Smith's free upload (under "Petey's Picks") is a reading goal and progress graph that can be edited. But she's also selling an editable teacher plan book for $4. In her first three weeks, Smith said, she had sold 12 items.

When she's a shopper rather than a seller, Smith uses filtering options to hunt down specific resources that other teachers have found useful. "If I'm searching for 'shapes,' I can go here and search to get all the things for shapes — 17,985 results — or narrow it down to 'kindergarten' and 'price free' to get only 1,300 results." From there, she can sort by rating, best-selling, or most recent. The site, she adds, is a "wonderful way to get more things."

7. An App Worth Buying: Explain Everything

Smith said she doesn't buy a lot, but Explain Everything is worth its $2.99 price tag for iPad and Google Android tablets. This design tool allows the user to annotate, animate, and narrate explanations and presentations for interactive lessons, activities, assessments, and tutorials. She has used the app to explain concepts such as nouns. She created an activity with various nouns and photos and three categories: person, place, and thing. As a group, she and her students talked about what a noun was; then she had each learner come up and sort out which category each image belonged in.

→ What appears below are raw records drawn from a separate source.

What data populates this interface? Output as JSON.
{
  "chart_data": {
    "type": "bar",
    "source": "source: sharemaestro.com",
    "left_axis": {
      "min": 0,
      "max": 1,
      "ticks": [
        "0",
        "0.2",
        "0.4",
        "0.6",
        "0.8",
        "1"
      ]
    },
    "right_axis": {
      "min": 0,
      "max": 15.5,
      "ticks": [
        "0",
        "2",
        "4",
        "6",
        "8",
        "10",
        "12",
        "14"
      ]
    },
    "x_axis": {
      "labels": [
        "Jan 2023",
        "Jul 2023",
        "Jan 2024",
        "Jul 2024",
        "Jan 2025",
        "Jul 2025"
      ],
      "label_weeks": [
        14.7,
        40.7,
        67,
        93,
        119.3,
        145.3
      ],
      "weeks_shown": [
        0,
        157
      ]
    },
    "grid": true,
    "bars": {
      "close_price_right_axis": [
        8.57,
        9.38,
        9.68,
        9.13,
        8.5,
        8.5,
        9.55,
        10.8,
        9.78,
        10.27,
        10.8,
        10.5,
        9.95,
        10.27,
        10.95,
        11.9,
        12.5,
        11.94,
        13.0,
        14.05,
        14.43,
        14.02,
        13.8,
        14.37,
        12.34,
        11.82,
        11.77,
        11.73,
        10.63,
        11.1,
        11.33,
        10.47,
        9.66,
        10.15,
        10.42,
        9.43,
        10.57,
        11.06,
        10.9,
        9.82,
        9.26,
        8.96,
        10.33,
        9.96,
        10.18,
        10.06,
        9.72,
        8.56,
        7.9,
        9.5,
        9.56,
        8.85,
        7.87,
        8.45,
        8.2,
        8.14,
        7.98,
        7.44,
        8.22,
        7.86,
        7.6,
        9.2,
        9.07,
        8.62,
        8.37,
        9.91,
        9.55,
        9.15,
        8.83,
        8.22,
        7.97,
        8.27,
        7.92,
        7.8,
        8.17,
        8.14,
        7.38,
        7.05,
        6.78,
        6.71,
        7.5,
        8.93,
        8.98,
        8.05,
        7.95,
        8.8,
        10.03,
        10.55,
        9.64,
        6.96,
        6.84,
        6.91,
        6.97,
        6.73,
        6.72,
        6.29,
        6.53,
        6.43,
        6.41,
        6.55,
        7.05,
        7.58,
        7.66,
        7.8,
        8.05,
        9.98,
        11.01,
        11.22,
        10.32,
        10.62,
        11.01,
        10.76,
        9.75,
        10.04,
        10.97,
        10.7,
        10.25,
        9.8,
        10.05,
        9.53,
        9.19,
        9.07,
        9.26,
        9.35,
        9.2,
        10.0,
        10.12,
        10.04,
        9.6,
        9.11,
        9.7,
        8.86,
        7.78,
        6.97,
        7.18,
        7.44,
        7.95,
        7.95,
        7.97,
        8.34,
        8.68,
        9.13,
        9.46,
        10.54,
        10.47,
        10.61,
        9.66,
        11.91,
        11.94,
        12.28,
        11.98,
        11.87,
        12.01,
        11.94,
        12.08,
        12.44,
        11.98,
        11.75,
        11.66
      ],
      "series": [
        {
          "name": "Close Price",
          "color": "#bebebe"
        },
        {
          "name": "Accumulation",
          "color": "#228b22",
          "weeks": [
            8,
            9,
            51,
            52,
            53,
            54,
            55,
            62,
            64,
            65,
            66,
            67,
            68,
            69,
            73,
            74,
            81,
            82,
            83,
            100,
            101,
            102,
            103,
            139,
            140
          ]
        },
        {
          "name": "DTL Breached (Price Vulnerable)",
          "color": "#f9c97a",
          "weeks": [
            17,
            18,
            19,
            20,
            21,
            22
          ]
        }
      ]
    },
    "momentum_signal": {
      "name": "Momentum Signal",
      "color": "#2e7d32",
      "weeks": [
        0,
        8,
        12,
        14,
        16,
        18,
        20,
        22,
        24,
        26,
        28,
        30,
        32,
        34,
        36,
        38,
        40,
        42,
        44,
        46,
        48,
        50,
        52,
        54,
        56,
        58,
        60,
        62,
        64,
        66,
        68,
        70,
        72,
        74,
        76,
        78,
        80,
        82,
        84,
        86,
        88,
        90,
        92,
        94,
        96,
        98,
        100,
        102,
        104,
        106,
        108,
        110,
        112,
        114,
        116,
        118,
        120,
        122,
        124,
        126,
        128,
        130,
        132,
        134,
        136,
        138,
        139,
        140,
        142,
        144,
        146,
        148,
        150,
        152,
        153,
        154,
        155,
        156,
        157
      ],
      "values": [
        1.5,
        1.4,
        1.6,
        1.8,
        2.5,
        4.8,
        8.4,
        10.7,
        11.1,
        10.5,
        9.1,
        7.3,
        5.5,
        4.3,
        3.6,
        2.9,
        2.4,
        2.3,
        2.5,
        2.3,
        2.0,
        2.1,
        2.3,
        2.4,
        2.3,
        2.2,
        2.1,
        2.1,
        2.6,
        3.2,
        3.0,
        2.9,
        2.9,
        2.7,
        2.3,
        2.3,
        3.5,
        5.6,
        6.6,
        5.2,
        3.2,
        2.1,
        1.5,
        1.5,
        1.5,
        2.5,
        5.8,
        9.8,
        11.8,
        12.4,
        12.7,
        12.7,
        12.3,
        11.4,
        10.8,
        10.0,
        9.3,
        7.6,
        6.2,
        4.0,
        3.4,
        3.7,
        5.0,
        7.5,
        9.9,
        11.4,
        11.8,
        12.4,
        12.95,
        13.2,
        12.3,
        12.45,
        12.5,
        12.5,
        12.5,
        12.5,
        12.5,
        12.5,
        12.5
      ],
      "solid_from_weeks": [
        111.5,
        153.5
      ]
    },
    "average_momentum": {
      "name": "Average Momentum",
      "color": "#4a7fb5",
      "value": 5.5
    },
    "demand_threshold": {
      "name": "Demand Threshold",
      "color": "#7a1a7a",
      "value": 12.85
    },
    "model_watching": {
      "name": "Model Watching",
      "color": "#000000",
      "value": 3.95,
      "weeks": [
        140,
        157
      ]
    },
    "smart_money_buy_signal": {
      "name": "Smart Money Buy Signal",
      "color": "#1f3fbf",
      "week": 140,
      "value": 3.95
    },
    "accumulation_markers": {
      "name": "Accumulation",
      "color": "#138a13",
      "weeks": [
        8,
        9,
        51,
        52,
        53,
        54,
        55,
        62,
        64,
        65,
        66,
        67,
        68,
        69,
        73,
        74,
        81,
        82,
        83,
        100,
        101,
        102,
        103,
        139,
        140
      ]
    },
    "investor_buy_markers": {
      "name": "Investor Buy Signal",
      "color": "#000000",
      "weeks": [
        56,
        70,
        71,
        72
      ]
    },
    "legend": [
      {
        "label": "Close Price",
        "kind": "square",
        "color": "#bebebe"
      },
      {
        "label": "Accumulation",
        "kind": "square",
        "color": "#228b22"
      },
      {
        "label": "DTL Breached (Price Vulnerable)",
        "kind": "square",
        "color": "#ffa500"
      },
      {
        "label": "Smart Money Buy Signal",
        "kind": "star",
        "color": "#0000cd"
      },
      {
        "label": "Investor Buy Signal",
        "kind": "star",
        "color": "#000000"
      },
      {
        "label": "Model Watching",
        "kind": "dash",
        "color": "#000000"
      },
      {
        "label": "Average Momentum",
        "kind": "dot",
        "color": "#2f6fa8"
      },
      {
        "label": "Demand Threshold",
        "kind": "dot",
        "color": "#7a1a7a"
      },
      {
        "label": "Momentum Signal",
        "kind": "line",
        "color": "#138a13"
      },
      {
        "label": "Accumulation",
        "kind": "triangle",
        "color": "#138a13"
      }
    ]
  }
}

8. ABC Wildlife Teaches Kids about Animals

Another app she's purchased ($2.99) for use on her sole classroom iPad is Peapod Labs' ABC Wildlife, which "keeps the kids entertained, and they learn a lot about animals." The collection includes links to a hundred-plus videos showing animals and has interactive scenes with touch activities. The same company has produced similar apps about bugs, food, music, house, aquarium, farm, and other topics.

9. 2 Cool Augmented Reality Apps

Smith likes to use two augmented reality apps with her students that help them learn and delight them at the same time. AR Flash Cards from Mitchlehan Media is a free app that works with free downloadable flashcards. The teacher downloads and prints the flashcards in color, opens the app, and presses "Get started." The app opens a camera viewer. When the student places a flashcard in view of the camera and touch the tablet or touch device screen on top of the animal, it announces the letter and name of the animal, and the animal pops out of the card. It's available for iOS and Android.

colAR App from Puteko allows the student to color a special sheet with ordinary crayons, coloring markers, and coloring pencils. When the tablet is held over the image, the subject of the picture comes alive in the same colors and moves on the screen. The basic iOS and Android app is free, as is one set of coloring pages. Other sets of pictures can be "unlocked" with the $2.99 purchase of a full version of the app.